Grooming On the Move
Flying Fur, co-founded by Jessica Madan and Lakshya Sawhney in 2016, came into existence to find a solution for car sickness and separation anxiety that pets and their parents encountered when traveling to grooming centers or during grooming sessions. The solution provides personal, uninterrupted attention in a quiet, stress-free luxury salon experience inside state-of-the-art, unmistakably branded, air-conditioned grooming vans parked at the pet’s doorstep. Each mobile grooming center is equipped with running water, a full-size tub, an adjustable grooming table, grooming equipment and a groomer to ensure a stress-free personalized service. They offer high-end products and aromatherapy as part of the spa and grooming sessions. Currently a fleet of salons operate across nine major cities in India, serving more than 3000 furry, loyal customers.
Spot On Online
Dogspot, co-founded in 2007 by Rana Atheya and Vizal Atheya, is India’s biggest online platform for pet care. In Jan 2016, respected Indian business leaders like Ratan Tata and Ronnie Screwala invested in the company, helping the business achieve revenues of over $10 million USD with just 20 employees. The portal, offering an assortment of more than 2000 products primarily comprised of private label, national and international brands, receives daily traffic of at least 2000 people.
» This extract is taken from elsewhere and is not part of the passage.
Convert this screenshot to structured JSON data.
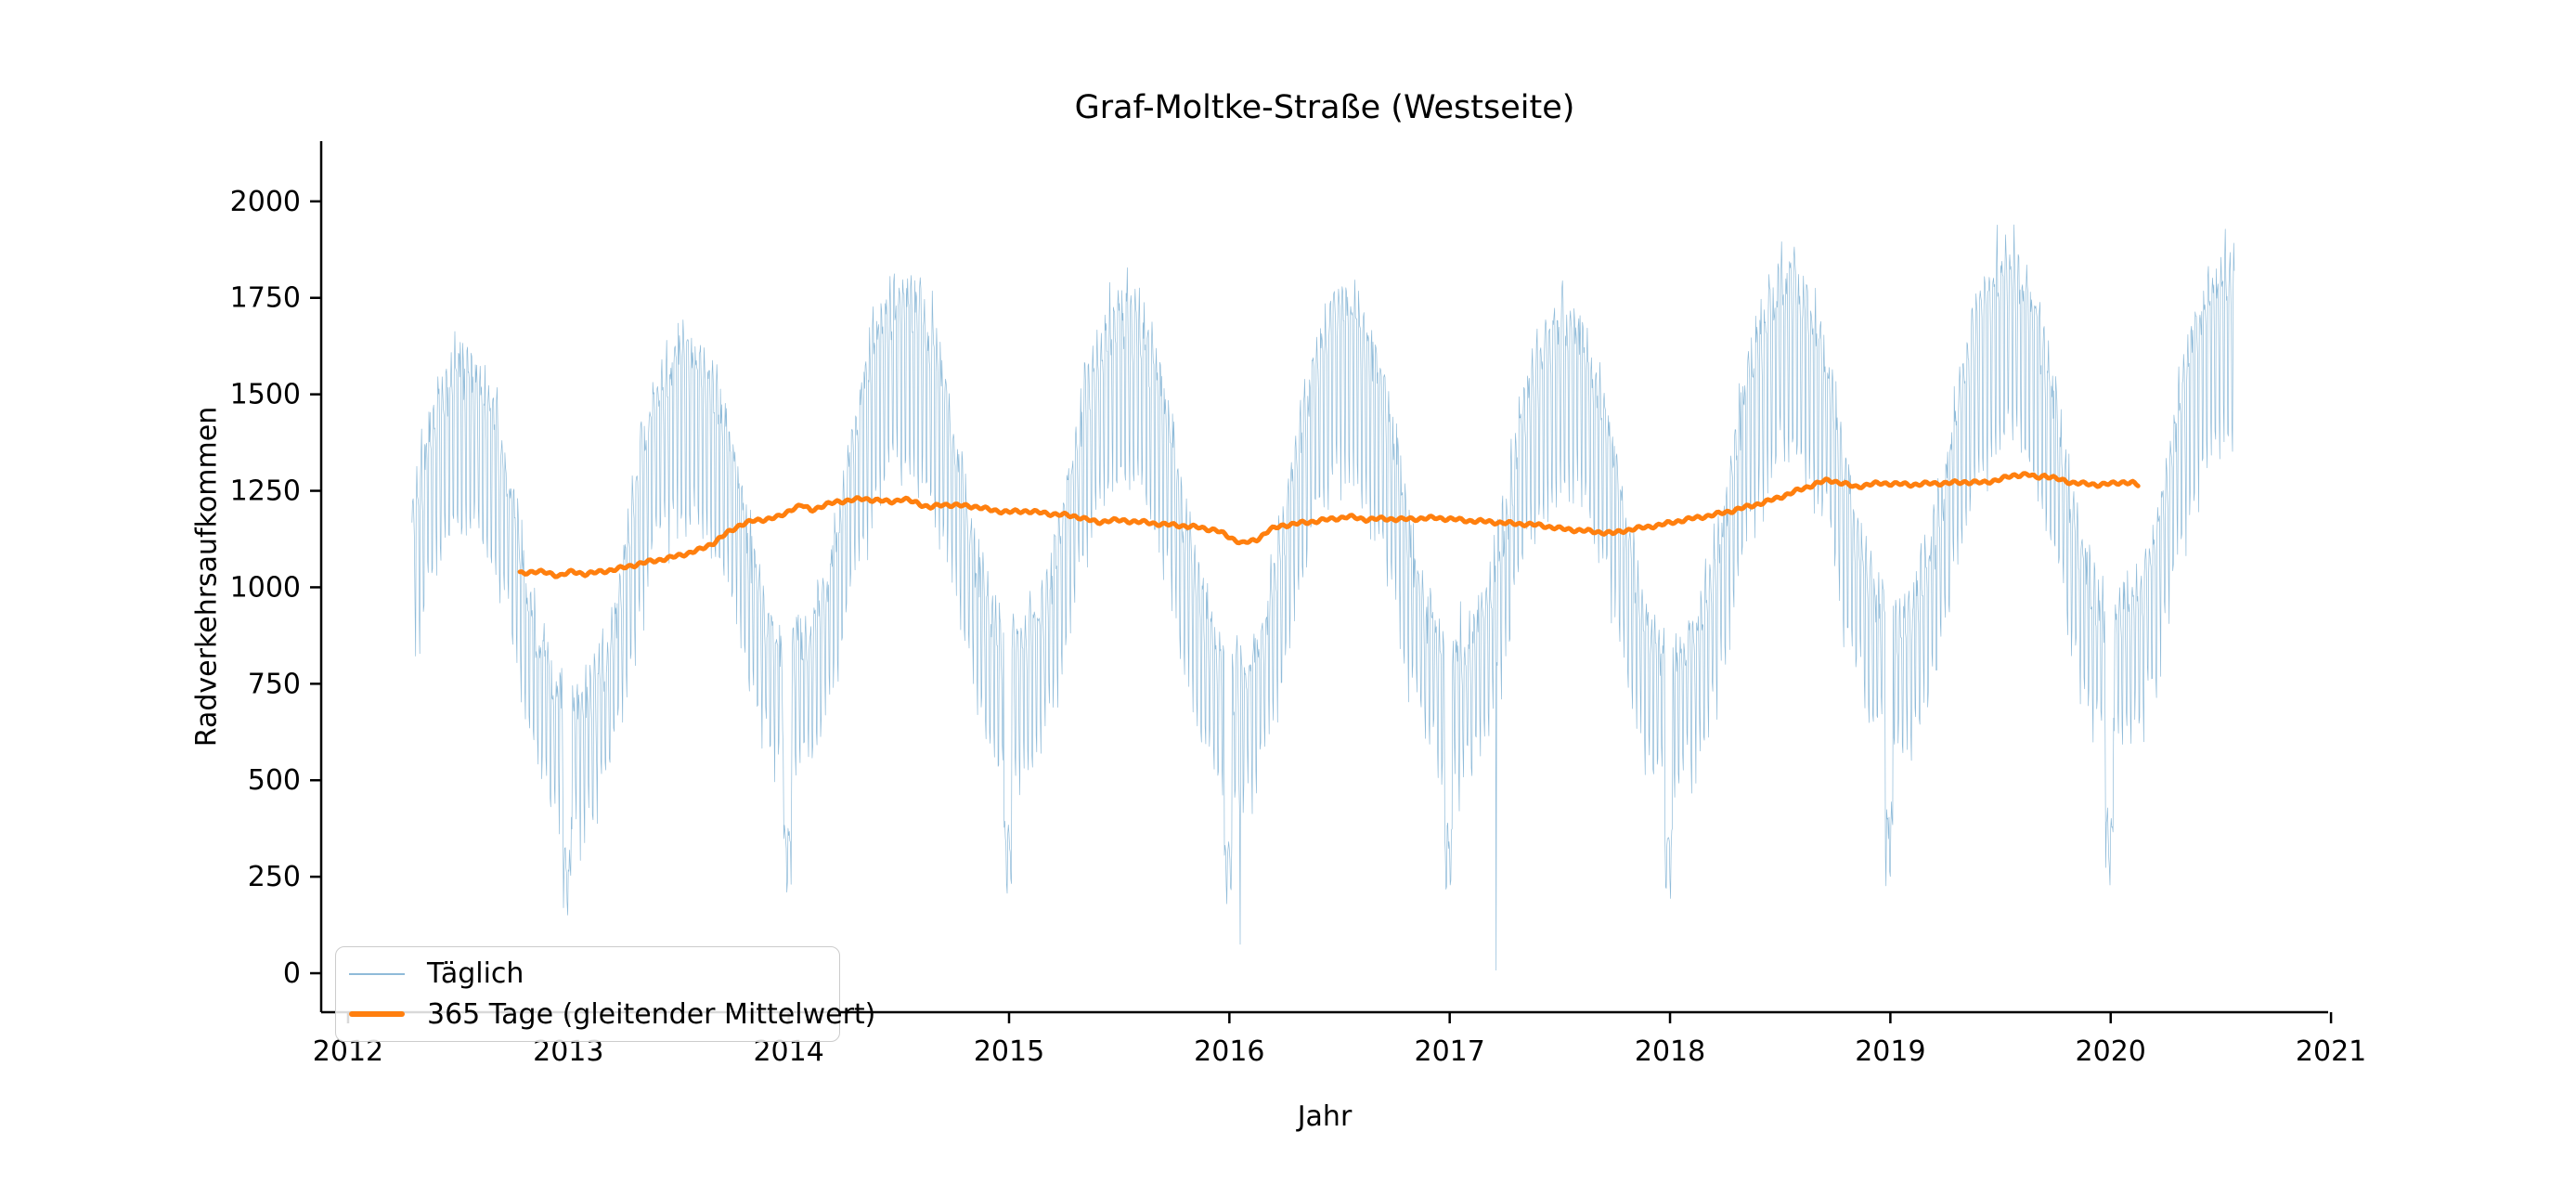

Online, the brand has built a community of roughly 500,000 followers and engages with them through value-added content on social media. Offline, it has built its repertoire with value-added services, such as free pet care in collaboration with veterinary hospitals, boarding, training and a rescued pet adoption service. During the pandemic, its focus has been to ensure 100 percent fulfillment of all orders of pet food and other essentials and to offer knowledge on managing pets during the lockdown by teaming up with top trainers, veterinarians and other pet enthusiasts.
‘Paw’ering the Future
Emerging pre-pandemic trends – quick-paced urbanization, changes in lifestyle, growth in disposable income, increases in double-income households – were driving growth of organized and professional products in the Indian pet care industry. The pandemic has already shown an acceleration of these trend which have redefined a new normal growth rate and demand level for the industry. The collateral effect of this is sure to be a significant and much-needed contribution to the mental health and wellbeing of Indians in the years to come.